Fortunately there is one place in the US that allows the next best thing: funeral pyres on dry land (ala Darth Vader at the end of Return of the Jedi).
Of Viking Funerals
No, I’m not morbid enough to obsessively worry how I’ll be buried.
The idea was sparked by an article I came across recently in Cowboy State Daily that delved into Viking funerals—and dished on the one place in the country you can get one.
And yes, a pyre on dry land does qualify.
“The popular conception of what are commonly called ‘Viking’ funerals – a flaming longship – aren’t historically accurate…said Joe E. Pray of Pray Funeral Home in Charlotte, Michigan. ‘They (Vikings) were more likely to drag the boat ashore and burn it on dry land with the chieftain’s body and his possessions inside, or just bury the entire boat without setting it on fire,’ Pray told Cowboy State Daily.
…
In the United States, open-air cremation is legal only in Crestone, Colorado, according to the US Funerals Online blog.

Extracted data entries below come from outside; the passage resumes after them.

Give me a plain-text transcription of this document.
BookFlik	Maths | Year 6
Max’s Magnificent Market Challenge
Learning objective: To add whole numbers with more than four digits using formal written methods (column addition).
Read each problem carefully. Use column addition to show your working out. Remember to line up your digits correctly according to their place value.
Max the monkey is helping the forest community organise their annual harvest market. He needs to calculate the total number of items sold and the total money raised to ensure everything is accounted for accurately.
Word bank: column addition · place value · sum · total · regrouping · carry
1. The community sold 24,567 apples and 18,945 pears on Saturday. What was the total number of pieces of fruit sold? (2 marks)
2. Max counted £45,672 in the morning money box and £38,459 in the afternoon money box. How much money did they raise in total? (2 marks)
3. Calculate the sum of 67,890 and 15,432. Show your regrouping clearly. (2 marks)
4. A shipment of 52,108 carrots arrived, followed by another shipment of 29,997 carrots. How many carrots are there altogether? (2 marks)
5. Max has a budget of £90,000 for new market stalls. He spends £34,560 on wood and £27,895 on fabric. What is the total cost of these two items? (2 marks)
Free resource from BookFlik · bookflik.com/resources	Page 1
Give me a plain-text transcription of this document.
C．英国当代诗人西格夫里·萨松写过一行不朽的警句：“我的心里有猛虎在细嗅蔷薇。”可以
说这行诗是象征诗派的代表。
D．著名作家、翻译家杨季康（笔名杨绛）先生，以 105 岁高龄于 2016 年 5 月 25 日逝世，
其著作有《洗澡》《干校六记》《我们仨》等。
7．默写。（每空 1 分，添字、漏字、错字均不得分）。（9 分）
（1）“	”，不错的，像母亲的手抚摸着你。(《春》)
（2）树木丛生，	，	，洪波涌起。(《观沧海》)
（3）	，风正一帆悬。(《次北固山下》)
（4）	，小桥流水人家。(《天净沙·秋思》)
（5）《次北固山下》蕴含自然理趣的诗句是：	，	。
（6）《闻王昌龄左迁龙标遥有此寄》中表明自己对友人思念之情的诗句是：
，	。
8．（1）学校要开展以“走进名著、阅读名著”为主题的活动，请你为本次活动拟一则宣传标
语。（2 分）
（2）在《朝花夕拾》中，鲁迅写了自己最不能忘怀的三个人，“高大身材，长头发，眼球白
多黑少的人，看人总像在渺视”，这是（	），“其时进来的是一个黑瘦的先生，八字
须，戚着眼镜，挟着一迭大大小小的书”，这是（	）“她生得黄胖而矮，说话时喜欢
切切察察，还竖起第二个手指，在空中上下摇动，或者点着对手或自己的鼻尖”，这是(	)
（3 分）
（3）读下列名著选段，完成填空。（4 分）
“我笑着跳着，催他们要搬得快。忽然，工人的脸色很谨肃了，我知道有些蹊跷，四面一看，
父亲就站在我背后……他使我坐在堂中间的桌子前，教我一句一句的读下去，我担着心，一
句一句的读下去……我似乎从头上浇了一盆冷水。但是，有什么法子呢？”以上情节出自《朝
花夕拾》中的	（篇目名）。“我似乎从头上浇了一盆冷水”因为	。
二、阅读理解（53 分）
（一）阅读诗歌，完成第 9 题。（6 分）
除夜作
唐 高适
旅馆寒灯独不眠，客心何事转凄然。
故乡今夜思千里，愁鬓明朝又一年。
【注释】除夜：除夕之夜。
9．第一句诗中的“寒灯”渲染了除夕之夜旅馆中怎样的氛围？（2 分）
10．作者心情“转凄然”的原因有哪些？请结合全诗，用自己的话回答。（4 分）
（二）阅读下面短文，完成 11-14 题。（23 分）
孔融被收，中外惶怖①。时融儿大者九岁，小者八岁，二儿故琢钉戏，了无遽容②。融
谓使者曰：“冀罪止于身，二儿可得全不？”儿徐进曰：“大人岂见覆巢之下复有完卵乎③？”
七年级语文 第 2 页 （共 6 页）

However, only a handful of such pyre services are allowed each year, and they’re exclusively for Crestone residents.
And people might want to think twice about open-air cremation, Pray said.
‘I’ve seen it, and it’s actually a gruesome process,’ he said. ‘It’s probably not something I’d want to watch happen to a loved one.’”
I don’t doubt a Viking funeral is gruesome, but it also go me thinking. Why does the state get to decide how we are buried or cremated? (I mean, is burning a body on a pyre any stranger than burying it in the ground?)
I can’t say this for certain, but I suspect for much of American history the state didn’t have much of a say in it. People were allowed to lay to rest their loved ones as they saw fit—whether through a quiet Christian burial or a pyre—as long as they didn’t violate the rights of someone else. My hunch is most of these burial laws were passed in the Progressive Era, when politicians and populists decided they needed to regulate all kinds of behaviors and practices that traditionally had been beyond the purview of the state.
So many people today simply assume the state has the right to dictate to us this and that. But the great thinker Frédéric Bastiat reminded us this is not so.
“It is not true that the legislator has absolute power over our persons and property,” Bastiat wrote in The Law. “The existence of persons and property preceded the existence of the legislator, and his function is only to guarantee their safety.”
Indeed. So if I have my way, my last act of civil disobedience just might be a Viking funeral.
I don’t know if Bastiat would approve, but I’m certain Thoreau would.
Why is it gruesome? Don't be shy.
Thanks for writing this. I did not realize there was something called the 'progressive era'. That was enlightening to me. I think has living standards have been rising since the beginning of the industrial revolution, there are more people with free time, and this gives busy-body types free-reign to get busy, too often to our detriment. At this point, living standards are starting to drop, so you can expect more authoritarianism.